Sesungguhnya serangan balasan terhadap ritme kecepatan bukan berarti anti-kecepatan melainkan melakukan hal dengan tenang, hati-hati, reseptif, tidak tergesa-gesa, reflektif, sabar dan kualitas diatas kuantitas. Melakukan dengan lambat berarti melakukan hubungan yang nyata dan berarti, dengan orang lain, dengan budaya, dengan pekerjaan, makanan dan segala sesuatu.

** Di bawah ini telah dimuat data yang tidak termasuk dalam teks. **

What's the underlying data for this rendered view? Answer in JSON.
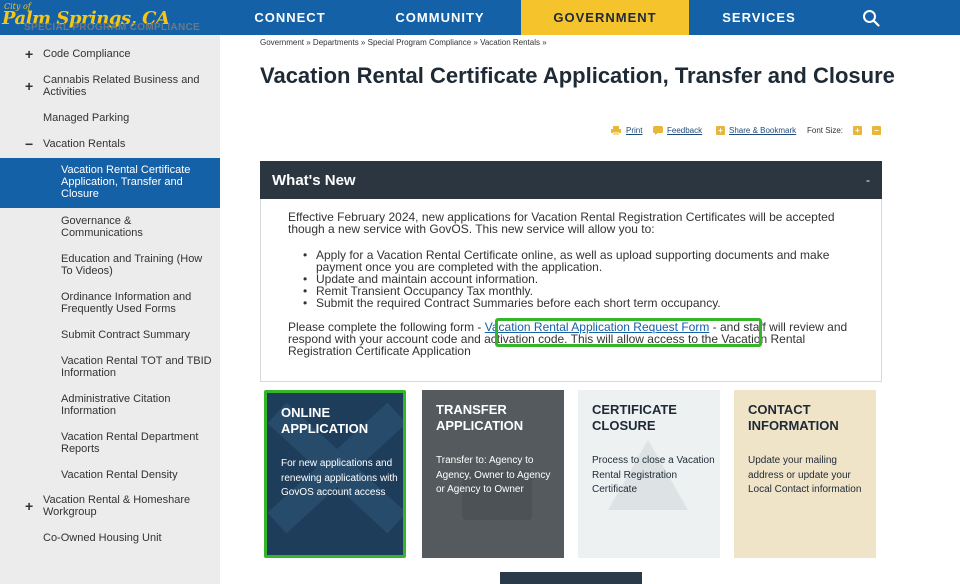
{
  "header": {
    "logo_small": "City of",
    "logo_text": "Palm Springs, CA",
    "logo_subtitle": "SPECIAL PROGRAM COMPLIANCE",
    "nav": [
      "CONNECT",
      "COMMUNITY",
      "GOVERNMENT",
      "SERVICES"
    ],
    "active_nav": "GOVERNMENT",
    "search_icon": "search-icon",
    "colors": {
      "nav_bg": "#1561a8",
      "active_bg": "#f5c32c",
      "logo": "#f5c517"
    }
  },
  "sidebar": {
    "items": [
      {
        "label": "Code Compliance",
        "toggle": "+"
      },
      {
        "label": "Cannabis Related Business and Activities",
        "toggle": "+"
      },
      {
        "label": "Managed Parking",
        "toggle": ""
      },
      {
        "label": "Vacation Rentals",
        "toggle": "−"
      },
      {
        "label": "Vacation Rental Certificate Application, Transfer and Closure",
        "toggle": "",
        "active": true
      },
      {
        "label": "Governance & Communications",
        "toggle": ""
      },
      {
        "label": "Education and Training (How To Videos)",
        "toggle": ""
      },
      {
        "label": "Ordinance Information and Frequently Used Forms",
        "toggle": ""
      },
      {
        "label": "Submit Contract Summary",
        "toggle": ""
      },
      {
        "label": "Vacation Rental TOT and TBID Information",
        "toggle": ""
      },
      {
        "label": "Administrative Citation Information",
        "toggle": ""
      },
      {
        "label": "Vacation Rental Department Reports",
        "toggle": ""
      },
      {
        "label": "Vacation Rental Density",
        "toggle": ""
      },
      {
        "label": "Vacation Rental & Homeshare Workgroup",
        "toggle": "+"
      },
      {
        "label": "Co-Owned Housing Unit",
        "toggle": ""
      }
    ]
  },
  "main": {
    "breadcrumb": "Government » Departments » Special Program Compliance » Vacation Rentals »",
    "title": "Vacation Rental Certificate Application, Transfer and Closure",
    "tools": {
      "print": "Print",
      "feedback": "Feedback",
      "share": "Share & Bookmark",
      "font_size": "Font Size:",
      "increase": "+",
      "decrease": "−"
    },
    "whats_new": {
      "title": "What's New",
      "collapse": "-",
      "intro": "Effective February 2024, new applications for Vacation Rental Registration Certificates will be accepted though a new service with GovOS. This new service will allow you to:",
      "bullets": [
        "Apply for a Vacation Rental Certificate online, as well as upload supporting documents and make payment once you are completed with the application.",
        "Update and maintain account information.",
        "Remit Transient Occupancy Tax monthly.",
        "Submit the required Contract Summaries before each short term occupancy."
      ],
      "p2_before": "Please complete the following form - ",
      "p2_link": "Vacation Rental Application Request Form",
      "p2_after": " - and staff will review and respond with your account code and activation code. This will allow access to the Vacation Rental Registration Certificate Application"
    },
    "cards": [
      {
        "title": "ONLINE APPLICATION",
        "desc": "For new applications and renewing applications with GovOS account access"
      },
      {
        "title": "TRANSFER APPLICATION",
        "desc": "Transfer to: Agency to Agency, Owner to Agency or Agency to Owner"
      },
      {
        "title": "CERTIFICATE CLOSURE",
        "desc": "Process to close a Vacation Rental Registration Certificate"
      },
      {
        "title": "CONTACT INFORMATION",
        "desc": "Update your mailing address or update your Local Contact information"
      }
    ]
  }
}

Dengan memaknai bahwa hidup adalah perhentian, kita memiliki surat izin untuk santai, untuk berpikir, untuk merefleksikan persoalan-persoalan eksistensial yang besar. Karena bergerak dengan cepat berarti bereaksi bukan berefleksi. Bisakah pertanyaan-pertanyaan—kenapa kita hidup? buat apa hidup ini? hendak kemanakah kita menuju dengan segala pencapaian peradaban ini—yang bersifat eksitensial dijawab dengan cepat. Maka sebenarnya melakukan segalanya dengan reflektif berarti berjalan

…menuju cahaya.

Hidup yang tidak ditanyakan tidak pantas untuk dijalankan, ungkap Socrates. Socrates hidup beberapa abad sebelum masehi, dia hidup jauh sebelum ditemukannya komputer sedangkan grup band Padi hidup di tengah hiruk pikuknya perkembangan teknologi. Grup band Padi memang bukan sekumpulan filsof—seperti halnya Socrates—tetapi mereka mencoba untuk berfilsafat lewat lagu-lagunya.

Sungguh ada benarnya perkataan Goethe bahwa apa yang terlihat konyol untuk diceritakan bisa dikatakan lewat lagu (dinyanyikan). Tabik Sang Penghibur!

*Penulis adalah penggemar musik dan lirik, anggota Madzhab Santai.